Libi Rose Striegl is an artist, researcher, and educator interested in pushing the boundaries of the cinematic arts, moving image, and time based media through the use of a variety of methods including sculpture, installation, responsive technology, computer programming and data processing. She aims to investigate and synthesize theories of epistemology and semiotics through topics that range from linguistics, neurobiology and neurodiversity to internet cultures and scientific and technological movements.

Aaron Kutnick is pursuing a Master of Fine Arts in Experimental and Documentary Arts at Duke University. Through the design and construction of interactive cameras, his work explores how computer algorithms curate narratives of human experience.
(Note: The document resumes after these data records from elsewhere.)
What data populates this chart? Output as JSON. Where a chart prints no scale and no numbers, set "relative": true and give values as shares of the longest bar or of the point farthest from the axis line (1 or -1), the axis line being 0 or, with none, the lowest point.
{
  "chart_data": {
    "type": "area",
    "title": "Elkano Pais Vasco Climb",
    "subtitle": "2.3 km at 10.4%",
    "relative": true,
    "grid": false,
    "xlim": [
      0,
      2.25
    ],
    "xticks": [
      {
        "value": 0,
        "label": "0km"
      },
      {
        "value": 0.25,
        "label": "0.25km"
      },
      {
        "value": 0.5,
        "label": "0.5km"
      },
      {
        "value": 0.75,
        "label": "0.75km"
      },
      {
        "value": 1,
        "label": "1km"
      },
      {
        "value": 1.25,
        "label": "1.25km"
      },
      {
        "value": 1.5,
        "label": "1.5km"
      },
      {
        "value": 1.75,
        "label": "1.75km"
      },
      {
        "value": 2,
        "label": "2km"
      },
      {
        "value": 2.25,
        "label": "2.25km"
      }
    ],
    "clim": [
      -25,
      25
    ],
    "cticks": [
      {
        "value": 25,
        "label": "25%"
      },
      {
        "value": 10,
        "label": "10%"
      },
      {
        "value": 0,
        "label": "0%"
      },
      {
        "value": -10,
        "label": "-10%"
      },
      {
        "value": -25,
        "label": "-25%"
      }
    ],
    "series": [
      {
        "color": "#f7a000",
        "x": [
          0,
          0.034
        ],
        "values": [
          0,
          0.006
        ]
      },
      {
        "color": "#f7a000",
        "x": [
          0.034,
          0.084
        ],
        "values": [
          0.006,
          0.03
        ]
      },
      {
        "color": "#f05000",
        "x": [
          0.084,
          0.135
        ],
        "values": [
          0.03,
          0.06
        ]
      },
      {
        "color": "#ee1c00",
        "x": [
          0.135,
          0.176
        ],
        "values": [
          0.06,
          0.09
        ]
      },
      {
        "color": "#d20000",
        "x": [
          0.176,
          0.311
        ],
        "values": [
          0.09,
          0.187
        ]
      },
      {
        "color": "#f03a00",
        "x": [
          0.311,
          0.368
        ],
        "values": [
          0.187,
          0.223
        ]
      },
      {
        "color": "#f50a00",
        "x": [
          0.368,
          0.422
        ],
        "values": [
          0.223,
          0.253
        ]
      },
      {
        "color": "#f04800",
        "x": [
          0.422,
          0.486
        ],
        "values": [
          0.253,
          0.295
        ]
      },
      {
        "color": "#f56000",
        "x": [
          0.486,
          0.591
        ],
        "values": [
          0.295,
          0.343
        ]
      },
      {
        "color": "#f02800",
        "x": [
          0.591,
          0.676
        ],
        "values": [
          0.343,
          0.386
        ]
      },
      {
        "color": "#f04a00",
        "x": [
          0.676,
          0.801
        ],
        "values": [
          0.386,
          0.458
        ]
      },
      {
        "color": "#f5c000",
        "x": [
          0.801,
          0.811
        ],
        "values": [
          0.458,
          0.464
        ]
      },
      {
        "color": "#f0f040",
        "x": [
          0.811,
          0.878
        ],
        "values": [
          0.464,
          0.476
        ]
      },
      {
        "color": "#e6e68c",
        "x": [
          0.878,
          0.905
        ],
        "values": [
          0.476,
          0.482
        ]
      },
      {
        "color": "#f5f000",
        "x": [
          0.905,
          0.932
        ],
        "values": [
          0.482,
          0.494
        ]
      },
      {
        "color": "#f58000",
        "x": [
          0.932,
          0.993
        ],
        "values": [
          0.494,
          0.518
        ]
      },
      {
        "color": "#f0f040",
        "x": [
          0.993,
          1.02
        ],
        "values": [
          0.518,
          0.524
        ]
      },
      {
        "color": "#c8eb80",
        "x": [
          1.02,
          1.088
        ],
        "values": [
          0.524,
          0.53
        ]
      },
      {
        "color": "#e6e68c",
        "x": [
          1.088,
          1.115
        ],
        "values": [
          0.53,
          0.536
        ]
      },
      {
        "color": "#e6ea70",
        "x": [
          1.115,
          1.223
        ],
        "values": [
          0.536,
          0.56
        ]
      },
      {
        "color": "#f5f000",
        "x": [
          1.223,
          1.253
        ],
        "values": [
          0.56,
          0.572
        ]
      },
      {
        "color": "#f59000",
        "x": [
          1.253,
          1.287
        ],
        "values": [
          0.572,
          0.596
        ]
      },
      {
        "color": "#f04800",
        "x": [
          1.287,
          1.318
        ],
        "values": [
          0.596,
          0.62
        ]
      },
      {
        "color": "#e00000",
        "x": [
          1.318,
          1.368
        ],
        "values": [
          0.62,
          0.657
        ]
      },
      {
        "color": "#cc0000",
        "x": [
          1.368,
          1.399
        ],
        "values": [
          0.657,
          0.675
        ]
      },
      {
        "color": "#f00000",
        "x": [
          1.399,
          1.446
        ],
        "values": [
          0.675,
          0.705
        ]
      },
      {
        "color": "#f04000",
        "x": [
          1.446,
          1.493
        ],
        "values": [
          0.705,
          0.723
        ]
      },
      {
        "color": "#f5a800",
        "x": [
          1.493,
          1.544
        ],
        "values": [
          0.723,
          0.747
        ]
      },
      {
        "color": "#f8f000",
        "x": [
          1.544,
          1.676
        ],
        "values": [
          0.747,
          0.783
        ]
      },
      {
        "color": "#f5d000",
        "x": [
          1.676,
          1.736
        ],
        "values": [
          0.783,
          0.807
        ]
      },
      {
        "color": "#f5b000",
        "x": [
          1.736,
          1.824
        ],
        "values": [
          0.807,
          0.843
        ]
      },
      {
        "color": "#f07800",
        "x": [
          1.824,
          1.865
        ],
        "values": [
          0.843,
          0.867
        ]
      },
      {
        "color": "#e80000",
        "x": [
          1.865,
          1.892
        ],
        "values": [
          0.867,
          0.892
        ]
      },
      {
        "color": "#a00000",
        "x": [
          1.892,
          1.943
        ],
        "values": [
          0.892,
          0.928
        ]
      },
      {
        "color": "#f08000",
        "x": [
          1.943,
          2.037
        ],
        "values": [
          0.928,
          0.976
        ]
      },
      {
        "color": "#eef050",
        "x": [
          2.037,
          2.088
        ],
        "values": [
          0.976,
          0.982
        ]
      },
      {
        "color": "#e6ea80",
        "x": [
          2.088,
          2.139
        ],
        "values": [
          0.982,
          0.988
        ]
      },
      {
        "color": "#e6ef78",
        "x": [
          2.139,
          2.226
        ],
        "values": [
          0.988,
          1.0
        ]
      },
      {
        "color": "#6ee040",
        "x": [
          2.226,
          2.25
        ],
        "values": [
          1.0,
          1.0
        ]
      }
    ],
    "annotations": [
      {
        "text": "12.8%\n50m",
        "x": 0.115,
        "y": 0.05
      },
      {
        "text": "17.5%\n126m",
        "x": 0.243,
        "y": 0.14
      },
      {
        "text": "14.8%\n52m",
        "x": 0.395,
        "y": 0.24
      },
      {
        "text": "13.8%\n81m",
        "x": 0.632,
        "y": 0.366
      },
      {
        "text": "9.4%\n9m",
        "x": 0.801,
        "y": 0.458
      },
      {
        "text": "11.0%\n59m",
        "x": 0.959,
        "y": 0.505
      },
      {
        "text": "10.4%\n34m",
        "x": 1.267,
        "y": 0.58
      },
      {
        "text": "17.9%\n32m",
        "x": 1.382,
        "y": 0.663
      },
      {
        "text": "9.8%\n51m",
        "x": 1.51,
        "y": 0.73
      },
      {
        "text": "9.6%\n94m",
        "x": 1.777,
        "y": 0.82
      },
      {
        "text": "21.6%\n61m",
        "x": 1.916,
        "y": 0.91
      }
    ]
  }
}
…who will be joined by our special guest

Dr. Mark Sample, Associate Professor of Digital Studies at Davidson College:

Professor Sample’s teaching and research focuses on contemporary literature, new media, and videogames. His examination of the representation of torture in videogames appeared in Game Studies, and his critique of the digital humanities’ approach to contemporary literature is a chapter in Debates in the Digital Humanities (University of Minnesota Press, 2012). Mark has work in Hacking the Academy, a crowdsourced scholarly book published by the digitalculturebooks imprint of the University of Michigan Press. Mark has remixed the entire text of Hacking the Academy as Hacking the Accident. Mark’s most recent project is 10 PRINT CHR$(205.5+RND(1)); : GOTO 10, a collaboratively written book about creative computing and the Commodore 64, which was published by MIT Press in November 2012.